Como a la media noche mi papá escuchó ruidos y salió al patio con un bate en mano para ver de qué se trataba

Por: Jesús Huerta Suárez

No vio nada raro, entonces se subió a una mesa y se asomó a la casa de la abuela y vio la reja de la ventana del baño tirada en el piso. No nos quisimos meter a la casa, no fuera a ser que fueran varios y nos atacaran. Luego recordamos que mi primo Edgar estaba por salir de la cárcel, así que pensamos que pudiera ser él el que entró por la ventana a la casa de la abuela que ya tenía meses abandonada, después de que la balacearon queriendo matar a mi primo. Ni modo, el Edgar estaba de vuelta. La tranquilidad en la que vivimos estos últimos seis meses terminó. No hay fecha que no se llegue y ni plazo que no se cumpla, y el primo andaba suelto de vuelta. Estos meses nuestras vidas habían vuelto a la normalidad estando él encerrado por golpear a su madre y por andar de malandrín vendiendo drogas y cosas robadas. Pero ya está de vuelta. Qué mala onda porque, la verdad, y aunque se oiga gacho, ni lo extrañamos, sino todo lo contrario. Ya estábamos en paz y, aunque ya no volvimos a la casa de la abuela, todo estaba mejor sin mi primo y sus compas merodeando por ahí. Dios guarde la hora otro ataque armado;pa’ qué te cuento….

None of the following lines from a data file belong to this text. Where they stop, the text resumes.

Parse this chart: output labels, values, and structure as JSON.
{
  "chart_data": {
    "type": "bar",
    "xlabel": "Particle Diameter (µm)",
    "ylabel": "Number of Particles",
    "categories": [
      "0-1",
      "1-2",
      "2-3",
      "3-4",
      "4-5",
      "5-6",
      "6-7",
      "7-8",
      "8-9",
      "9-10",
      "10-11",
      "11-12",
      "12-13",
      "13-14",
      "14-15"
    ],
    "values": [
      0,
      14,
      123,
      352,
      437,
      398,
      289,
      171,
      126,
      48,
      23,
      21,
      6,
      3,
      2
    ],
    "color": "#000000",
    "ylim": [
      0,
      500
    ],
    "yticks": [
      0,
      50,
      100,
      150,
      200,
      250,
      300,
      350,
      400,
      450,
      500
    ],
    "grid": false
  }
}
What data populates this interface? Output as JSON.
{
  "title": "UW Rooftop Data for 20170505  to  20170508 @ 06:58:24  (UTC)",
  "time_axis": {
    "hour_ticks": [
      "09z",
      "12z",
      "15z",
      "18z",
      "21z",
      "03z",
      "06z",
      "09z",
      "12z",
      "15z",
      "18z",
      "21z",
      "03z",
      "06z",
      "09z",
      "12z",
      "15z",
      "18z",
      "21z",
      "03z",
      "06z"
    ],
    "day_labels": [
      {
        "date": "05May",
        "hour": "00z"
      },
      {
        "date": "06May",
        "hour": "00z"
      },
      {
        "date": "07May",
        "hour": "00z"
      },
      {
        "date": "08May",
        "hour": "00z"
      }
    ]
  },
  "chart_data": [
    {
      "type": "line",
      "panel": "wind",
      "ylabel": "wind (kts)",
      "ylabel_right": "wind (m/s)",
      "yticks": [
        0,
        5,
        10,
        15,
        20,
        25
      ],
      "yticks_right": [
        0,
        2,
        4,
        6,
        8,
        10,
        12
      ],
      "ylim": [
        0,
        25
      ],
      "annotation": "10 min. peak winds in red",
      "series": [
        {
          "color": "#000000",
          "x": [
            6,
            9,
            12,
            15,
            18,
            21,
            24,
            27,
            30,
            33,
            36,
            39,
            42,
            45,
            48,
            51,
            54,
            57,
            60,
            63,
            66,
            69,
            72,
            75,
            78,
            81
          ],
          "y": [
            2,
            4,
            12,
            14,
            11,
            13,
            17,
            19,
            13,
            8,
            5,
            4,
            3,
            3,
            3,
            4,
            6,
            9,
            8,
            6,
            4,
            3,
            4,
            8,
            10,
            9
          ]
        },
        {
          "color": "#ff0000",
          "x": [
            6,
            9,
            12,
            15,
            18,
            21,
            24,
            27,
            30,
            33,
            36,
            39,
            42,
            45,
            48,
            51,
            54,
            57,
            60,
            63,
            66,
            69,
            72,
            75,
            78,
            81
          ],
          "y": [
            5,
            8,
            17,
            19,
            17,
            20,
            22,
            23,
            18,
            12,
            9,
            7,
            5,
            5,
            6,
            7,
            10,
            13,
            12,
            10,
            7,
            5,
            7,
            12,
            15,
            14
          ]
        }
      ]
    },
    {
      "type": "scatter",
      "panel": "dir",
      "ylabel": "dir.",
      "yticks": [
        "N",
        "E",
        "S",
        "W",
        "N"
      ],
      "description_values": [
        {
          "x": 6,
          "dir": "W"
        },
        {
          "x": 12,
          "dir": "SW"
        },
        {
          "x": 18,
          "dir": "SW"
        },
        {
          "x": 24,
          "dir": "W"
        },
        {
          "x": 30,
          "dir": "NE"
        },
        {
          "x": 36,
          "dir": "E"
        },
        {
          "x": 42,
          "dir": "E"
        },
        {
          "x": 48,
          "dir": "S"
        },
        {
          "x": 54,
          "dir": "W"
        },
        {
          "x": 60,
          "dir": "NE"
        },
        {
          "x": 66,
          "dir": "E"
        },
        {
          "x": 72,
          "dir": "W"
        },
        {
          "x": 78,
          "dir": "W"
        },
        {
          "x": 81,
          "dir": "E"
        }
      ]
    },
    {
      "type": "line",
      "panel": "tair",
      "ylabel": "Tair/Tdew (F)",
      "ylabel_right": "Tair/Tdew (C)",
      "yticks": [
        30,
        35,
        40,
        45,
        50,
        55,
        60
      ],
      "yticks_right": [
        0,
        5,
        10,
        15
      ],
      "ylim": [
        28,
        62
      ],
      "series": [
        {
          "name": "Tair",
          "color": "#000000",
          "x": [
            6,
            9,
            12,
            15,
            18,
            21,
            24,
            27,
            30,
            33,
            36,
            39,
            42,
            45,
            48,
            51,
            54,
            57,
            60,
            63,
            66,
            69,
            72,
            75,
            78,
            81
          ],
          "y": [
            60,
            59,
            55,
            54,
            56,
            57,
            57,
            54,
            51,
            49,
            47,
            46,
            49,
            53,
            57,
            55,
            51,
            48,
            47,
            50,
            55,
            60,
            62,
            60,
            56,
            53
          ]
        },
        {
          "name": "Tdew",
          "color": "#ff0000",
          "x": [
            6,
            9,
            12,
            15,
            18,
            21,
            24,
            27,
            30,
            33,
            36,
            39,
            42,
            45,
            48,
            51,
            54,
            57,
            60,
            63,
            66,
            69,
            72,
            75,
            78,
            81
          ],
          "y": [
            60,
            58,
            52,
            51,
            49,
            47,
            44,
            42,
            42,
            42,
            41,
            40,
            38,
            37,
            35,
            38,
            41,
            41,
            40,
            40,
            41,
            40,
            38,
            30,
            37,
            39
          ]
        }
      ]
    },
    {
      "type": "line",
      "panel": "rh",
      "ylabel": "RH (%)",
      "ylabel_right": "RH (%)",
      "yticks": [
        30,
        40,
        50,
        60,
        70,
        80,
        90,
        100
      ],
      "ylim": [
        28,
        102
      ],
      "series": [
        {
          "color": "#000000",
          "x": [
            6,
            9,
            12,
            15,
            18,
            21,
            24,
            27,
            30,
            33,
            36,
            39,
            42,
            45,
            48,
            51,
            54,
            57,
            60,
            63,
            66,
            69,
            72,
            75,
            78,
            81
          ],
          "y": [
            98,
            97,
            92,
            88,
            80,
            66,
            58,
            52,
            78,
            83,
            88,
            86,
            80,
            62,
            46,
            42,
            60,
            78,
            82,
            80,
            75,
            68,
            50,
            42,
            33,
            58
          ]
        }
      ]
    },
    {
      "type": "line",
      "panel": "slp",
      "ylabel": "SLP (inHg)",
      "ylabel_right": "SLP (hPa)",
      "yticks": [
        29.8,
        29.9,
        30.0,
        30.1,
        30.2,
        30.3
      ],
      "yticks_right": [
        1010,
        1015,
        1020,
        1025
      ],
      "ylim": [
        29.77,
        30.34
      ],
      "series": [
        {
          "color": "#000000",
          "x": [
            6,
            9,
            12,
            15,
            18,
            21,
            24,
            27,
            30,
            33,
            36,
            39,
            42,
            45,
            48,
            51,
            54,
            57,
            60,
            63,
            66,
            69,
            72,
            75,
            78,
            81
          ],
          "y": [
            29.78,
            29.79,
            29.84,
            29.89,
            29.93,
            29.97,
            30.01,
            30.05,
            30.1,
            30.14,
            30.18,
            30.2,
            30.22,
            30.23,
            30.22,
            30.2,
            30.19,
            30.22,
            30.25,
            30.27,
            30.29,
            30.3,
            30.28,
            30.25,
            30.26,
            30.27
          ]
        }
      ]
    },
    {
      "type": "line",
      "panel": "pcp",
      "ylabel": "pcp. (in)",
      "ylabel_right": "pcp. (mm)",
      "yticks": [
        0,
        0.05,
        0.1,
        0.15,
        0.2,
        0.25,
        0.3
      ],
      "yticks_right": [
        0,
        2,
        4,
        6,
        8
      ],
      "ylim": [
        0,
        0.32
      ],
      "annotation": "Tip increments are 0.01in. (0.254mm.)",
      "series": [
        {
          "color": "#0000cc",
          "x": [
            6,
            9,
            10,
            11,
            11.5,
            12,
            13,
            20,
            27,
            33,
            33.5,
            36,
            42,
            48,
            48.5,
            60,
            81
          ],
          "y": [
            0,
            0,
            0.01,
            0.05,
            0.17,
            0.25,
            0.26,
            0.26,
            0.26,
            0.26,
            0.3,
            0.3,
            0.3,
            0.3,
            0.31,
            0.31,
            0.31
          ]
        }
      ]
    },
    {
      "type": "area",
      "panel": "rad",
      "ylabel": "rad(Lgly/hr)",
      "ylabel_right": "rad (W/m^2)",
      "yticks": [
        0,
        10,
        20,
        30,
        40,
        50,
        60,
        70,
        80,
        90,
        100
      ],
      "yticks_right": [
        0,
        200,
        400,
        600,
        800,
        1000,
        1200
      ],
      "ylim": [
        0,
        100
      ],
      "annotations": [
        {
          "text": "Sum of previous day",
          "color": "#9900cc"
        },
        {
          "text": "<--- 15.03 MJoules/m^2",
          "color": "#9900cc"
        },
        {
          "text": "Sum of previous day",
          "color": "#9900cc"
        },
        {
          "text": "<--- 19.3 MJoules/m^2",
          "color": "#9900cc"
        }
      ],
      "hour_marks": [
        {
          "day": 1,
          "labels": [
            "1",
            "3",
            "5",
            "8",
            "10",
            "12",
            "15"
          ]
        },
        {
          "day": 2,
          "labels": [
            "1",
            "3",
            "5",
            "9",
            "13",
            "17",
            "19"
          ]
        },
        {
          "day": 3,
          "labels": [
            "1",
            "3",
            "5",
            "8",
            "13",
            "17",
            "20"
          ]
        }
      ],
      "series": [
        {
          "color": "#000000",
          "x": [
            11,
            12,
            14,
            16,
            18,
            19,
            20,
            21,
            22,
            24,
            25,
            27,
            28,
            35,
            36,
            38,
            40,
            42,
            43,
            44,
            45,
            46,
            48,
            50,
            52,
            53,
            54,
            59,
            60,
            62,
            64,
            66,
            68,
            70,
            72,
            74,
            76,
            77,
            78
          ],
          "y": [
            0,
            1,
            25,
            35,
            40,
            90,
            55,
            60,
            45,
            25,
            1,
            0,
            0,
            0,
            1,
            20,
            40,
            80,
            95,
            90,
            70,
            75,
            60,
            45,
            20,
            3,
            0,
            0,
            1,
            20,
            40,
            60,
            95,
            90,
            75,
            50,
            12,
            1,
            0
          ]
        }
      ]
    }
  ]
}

Mi padre se metió de nuevo a la casa, pero no se pudo dormir pensando qué sería de nosotros con el Edgar a un lado. Una hora después de estar dándole vueltas a las ideas en la cabeza, mi padre y yo decidimos entrar a la casa de la abuela y ver en qué condiciones venía mi primo, pero ¡oh sorpresa! La persona que estaba cómodamente acostada en uno de los cuartos no era el Edgar. Nos salimos corriendo y le llamamos a la policía. Llegaron rápido y linternas en mano entraron a la casa, y fueron sobre el tipo que se había metido por la ventana y lo encontraron plácidamente dormido. De inmediato lo despertaron, al hacerlo se dieron cuenta que el tipo estaba drogado. Solo balbuceaba incoherencias y según el diagnóstico posterior de un médico, se supo que había consumido algún tipo de alucinógeno. En la casa todo estaba desordenado, y el supuesto ladrón se quedó dormido de lo pasado que andaba con un machete en la mano. Ya cuando despertó, en los separos de la Policía Municipal, el susodicho argumentó que estaba ahí ya que un amigo que había conocido en la cárcel le dio permiso de entrar a dormir las veces que quisiera.

— “Yo y el Edgar fuimos compañeros de celda, pero yo ya salí y él ya mero, y me dijo que aquí le cayera, que esta era su casa, por eso tumbe la ventana y me metí, pero no soy rata…se los juro”, y se echó a reír.